Once a new phenomenon in the world of fitness, Nordic seems to be sporting more and more new trends as we speak. From machines that take you through fields and meadows; to swimming; Nordic walkers seem to have established themselves in the world of fitness with numerous manufacturers and millions of dollars invested. Now at fitness.com, we'd like to inform you on new developments in Nordic Walking and how it can benefit you.
There is aqua-gym, and aqua-swim, so why not aqua Nordic Walking? This is what Nordic walking trainer Michael Epp, from Altshausen asked. His invention is an ingeniously simple concept. Aqua-Nordic Walking is basically like Nordic walking, only it feels like you are training in water. The 1.35-meter deep basin allows for easy movement, but in reality the floor movements are simulated with a joint- relief and saving method, in the spine, hips, knees and ankles. Other muscles that can be stimulated include the arms, legs, buttocks, abdomen and back. Epp developed Aqua-Nordic Walking in collaboration with a manufacturing company called Aqua Nordic walking sticks.

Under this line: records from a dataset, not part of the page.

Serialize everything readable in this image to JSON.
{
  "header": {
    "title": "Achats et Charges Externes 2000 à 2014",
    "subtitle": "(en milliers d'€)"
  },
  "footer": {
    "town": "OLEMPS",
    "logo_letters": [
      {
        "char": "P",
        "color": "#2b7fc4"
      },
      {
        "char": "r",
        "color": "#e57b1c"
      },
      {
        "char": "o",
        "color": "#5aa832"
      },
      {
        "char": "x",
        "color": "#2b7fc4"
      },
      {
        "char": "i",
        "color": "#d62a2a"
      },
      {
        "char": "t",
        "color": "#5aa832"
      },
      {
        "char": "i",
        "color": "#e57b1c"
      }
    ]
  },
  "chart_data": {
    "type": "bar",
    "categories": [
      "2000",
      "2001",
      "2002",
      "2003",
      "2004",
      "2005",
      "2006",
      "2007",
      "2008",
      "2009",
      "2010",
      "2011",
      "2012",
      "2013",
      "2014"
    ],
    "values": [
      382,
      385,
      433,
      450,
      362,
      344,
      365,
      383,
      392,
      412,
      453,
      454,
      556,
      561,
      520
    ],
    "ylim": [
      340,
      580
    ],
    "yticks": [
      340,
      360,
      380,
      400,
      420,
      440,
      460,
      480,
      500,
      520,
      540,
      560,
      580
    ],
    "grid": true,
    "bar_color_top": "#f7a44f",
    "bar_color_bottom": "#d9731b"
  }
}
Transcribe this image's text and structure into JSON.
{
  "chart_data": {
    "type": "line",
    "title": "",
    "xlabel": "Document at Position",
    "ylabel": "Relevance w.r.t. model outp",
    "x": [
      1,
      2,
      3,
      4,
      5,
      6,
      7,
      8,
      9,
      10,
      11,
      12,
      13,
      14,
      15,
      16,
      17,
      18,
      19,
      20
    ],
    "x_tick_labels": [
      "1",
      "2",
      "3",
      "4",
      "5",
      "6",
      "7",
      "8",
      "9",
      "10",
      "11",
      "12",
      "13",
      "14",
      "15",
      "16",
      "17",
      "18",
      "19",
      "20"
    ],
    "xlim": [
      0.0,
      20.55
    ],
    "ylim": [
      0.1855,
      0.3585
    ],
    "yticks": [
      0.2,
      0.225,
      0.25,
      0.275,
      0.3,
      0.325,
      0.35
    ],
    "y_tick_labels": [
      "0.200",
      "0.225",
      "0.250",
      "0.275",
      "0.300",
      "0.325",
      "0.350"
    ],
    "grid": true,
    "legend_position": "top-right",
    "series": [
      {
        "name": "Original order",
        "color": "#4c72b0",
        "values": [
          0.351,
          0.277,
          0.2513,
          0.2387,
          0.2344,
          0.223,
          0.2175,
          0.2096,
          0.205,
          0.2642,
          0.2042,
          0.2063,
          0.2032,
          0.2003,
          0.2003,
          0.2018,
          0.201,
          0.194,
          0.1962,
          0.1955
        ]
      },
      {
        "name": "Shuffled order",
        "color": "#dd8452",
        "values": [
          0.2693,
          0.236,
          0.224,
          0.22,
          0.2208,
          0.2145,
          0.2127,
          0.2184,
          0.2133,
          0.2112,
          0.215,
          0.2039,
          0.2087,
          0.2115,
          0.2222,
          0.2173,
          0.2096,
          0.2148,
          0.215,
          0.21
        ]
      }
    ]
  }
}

Here are some websites in correspondence with new Nordic Trends:
Nordic Walking: Why not in the South?
The right step
Mass movement Nordic Walking
Run: The village for Nordic skiers
A second trend in Nordic walking is Nordic trekking. Nordic Trekking is for long distance walking. Since Nordic Walking is more leisurely, Nordic trekking is usually done at a higher pace and with a pulse maker. It is also for those that want more of an adventure with nature. You can choose different tours or treks that lead you through relaxing picturesque environments, and plan it as a day trip or even a period over several days. Nordic Trekking is also a way to connect fitness with a touristic experience.
The Myth of Joint Relief from Nordic Walking:
Some researchers have reason to believe that the theory that Nordic Walking produces joint relief is a myth. In a field study five scientific researchers found after testing that Nordic Walking did not cause any joint relief in comparison to walking, jogging, or running on natural surfaces. The scientists took volunteers of different gender, height, and weight ratios, (with and without walking sticks) to run pressure on the different joints. In doing so, they found no difference between Nordic Walking and regular walking. The conclusion of the study: "The data clearly demonstrates that the widespread opinion of a joint discharge by Nordic Walking by 30-50 percent is not necessarily true."
However, some may prefer walking indoors where they can choose their own room temperatures, but still get the same beautiful scenery of the outdoors. No matter what way you decide to choose, the option is now readily available to you.